Small-caps are "very much coming back into favor. They're coming back with a flurry," he added. "It's amazing how quickly Wall Street can turn on a dime."
It's been a particularly wild ride for Interscience, which emerged from a Chapter 11 reorganization just over a year ago.
"Six, seven, eight months ago, we were trading at 56 cents," said Stephen Crosson, chief operating officer and treasurer of the company, which was incorporated in 1983 as a hardware sales and maintenance concern. The stock, which trades over the counter, was unchanged Monday at $7.63.
Despite Monday's drubbing of the tech-heavy Nasdaq, which shed 349 points for its biggest point drop ever, Crosson said he's not nervous.
"To be honest, no, we're not," said Crosson. "The products we have in development are going to fit in nicely with the needs that people have.
"So the temporary changes in the market right now--or whether or not people are getting nervous about tech--we don't feel that in the longer term that's going to effect us."
The five Valley companies that suffered the largest drop in share price form an odd mix of health care and consumer goods with a smattering of high-tech thrown in.
"I see zero correlation between those five companies," said Emily Straw, senior associate at investment firm Wilshire Associates, who reviewed the list of firms for The Times.
The firms that posted the largest drops were:
* Chatsworth-based Natrol Inc., which makes and markets branded dietary supplements, including vitamins, minerals, and herbal products. Natrol lost 26.78%, to post the greatest loss of the quarter. In February, the company was downgraded to "buy" from "strong buy" by analyst Yudhi Bahl at U.S. Bancorp Piper Jaffray.
* Calabasas-based THQ Inc., which lost 22.91%. THQ develops, publishes and distributes interactive entertainment for several game platforms. The stock closed Monday at $17.94, a step drop from last fall, when it was trading in the $40 range.

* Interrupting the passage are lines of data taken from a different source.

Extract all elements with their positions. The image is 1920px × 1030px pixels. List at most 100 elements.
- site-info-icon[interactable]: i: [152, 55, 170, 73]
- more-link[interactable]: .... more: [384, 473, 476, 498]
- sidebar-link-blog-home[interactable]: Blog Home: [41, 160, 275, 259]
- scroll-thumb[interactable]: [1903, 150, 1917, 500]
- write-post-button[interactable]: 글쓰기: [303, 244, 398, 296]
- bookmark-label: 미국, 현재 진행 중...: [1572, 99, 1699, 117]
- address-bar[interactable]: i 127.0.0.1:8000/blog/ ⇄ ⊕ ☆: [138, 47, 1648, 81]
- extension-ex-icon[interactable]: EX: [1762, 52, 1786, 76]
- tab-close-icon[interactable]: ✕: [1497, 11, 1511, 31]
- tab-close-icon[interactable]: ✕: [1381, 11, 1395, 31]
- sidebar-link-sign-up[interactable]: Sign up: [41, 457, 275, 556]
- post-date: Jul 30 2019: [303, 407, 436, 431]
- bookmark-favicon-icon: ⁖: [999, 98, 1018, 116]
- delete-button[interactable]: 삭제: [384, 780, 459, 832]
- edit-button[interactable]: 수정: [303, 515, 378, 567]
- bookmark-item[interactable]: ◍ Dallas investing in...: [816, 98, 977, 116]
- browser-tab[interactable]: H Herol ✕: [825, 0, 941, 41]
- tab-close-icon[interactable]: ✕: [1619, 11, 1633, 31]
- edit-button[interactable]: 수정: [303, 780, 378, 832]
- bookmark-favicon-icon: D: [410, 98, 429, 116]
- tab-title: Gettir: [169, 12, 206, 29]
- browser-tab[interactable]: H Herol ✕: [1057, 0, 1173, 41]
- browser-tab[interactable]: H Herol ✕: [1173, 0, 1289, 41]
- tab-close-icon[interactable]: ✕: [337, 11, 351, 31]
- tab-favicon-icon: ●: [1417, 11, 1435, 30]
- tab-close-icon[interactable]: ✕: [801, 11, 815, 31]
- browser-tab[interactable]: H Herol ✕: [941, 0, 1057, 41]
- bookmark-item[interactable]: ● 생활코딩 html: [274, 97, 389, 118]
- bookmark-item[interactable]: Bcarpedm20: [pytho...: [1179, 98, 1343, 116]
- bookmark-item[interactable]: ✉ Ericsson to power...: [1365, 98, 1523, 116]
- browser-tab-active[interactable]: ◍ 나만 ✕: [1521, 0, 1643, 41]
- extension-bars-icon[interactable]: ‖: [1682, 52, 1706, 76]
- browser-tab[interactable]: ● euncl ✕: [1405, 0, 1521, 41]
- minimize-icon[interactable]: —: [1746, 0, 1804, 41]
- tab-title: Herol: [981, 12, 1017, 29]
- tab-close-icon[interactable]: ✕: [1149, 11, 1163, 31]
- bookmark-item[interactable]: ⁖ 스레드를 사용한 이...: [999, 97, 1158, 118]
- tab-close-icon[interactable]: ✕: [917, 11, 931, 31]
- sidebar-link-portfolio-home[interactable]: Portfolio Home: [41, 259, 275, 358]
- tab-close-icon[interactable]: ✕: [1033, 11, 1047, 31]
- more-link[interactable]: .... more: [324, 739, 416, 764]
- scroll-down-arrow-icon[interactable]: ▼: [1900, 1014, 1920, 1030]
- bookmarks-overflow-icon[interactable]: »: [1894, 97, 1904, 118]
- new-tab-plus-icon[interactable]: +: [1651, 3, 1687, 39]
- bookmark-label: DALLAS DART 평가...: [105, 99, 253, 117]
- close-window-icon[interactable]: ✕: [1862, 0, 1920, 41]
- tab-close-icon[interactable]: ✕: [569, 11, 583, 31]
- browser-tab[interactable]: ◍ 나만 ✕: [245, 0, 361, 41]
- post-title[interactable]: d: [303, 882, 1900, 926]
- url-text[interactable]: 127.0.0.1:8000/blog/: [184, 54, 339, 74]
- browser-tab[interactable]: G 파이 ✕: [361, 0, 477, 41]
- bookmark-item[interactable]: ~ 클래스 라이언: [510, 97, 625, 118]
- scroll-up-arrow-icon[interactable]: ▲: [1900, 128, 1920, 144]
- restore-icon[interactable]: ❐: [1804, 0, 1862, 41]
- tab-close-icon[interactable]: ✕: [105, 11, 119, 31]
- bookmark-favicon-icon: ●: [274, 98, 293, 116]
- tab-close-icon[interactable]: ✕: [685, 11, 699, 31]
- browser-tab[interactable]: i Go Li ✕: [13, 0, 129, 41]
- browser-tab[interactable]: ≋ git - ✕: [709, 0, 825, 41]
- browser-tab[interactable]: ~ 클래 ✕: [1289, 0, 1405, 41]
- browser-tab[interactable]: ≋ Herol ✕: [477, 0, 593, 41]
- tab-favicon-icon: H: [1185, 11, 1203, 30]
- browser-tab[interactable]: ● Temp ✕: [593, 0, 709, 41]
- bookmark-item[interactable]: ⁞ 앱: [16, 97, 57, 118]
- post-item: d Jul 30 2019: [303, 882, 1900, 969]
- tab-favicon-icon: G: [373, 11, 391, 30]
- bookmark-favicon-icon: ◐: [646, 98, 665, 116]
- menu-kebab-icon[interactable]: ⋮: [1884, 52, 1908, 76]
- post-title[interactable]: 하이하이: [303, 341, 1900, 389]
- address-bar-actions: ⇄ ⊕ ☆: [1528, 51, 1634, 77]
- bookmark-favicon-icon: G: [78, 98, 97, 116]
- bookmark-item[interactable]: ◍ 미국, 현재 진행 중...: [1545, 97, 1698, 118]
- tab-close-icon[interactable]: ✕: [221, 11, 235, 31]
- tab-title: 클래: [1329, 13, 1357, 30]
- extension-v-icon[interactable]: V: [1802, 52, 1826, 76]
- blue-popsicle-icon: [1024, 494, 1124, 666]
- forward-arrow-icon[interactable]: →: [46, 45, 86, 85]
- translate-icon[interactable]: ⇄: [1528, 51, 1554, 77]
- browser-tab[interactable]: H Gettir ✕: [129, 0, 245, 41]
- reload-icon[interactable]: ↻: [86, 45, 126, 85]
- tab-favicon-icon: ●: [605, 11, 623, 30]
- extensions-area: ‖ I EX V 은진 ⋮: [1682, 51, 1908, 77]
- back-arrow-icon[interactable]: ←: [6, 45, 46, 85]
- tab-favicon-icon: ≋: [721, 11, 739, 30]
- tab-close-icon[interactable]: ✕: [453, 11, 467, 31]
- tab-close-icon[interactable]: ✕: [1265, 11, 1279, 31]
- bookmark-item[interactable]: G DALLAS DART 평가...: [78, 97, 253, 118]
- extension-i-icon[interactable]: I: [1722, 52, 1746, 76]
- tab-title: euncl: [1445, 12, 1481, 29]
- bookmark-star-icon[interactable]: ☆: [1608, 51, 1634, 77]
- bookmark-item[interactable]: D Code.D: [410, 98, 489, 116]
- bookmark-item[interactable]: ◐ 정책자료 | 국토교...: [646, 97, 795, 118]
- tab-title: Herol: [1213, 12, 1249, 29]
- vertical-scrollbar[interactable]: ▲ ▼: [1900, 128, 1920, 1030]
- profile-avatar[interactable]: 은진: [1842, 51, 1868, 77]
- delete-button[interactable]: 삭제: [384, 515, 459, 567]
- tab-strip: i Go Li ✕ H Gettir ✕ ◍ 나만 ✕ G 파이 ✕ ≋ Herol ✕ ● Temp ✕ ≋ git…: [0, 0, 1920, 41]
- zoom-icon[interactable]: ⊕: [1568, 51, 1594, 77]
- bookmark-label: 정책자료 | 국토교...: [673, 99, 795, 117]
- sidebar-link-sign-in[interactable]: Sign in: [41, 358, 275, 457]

* Highland Federal Bank, part of Burbank-based Highland Bancorp Inc., which lost 21.05% for the quarter. For 1999, the company posted net earnings of $10.04 million, or $2.25 per diluted share, compared with net earnings of $8.59 million, or $1.80 per diluted share for 1998.
* K-Swiss Inc., which gave up 20.27%. In January, the company was downgraded to "accumulate" from "buy" by analyst John J. Shanley at First Security Van Kasper. The 12- to 18-month target price was set at $25 per share--more than $10 higher than Monday's closing price of $14.50 and less than half of the $59.81 the
company hit last May.
* Foundation Health Systems Inc., which lost 19.50%. The Woodland Hills-based health insurer reported a 45% jump in fourth-quarter earnings to $37.4 million, or 31 cents a share, a penny better than forecasts.
While failing to detect a pattern, Straw did note that some of the companies saw share price drops while also posting earnings growth.
"You have 'positive' earnings companies with very strong fundamentals that are being beat up, by this marketplace or being ignored," Straw said.
But she said given market activity in March, and the resurging interest in Blue Chips, some stalwart Valley firms may fare better in the months ahead.
"The value companies have come back in favor," she said. "And the fundamentals are beginning to be recognized again."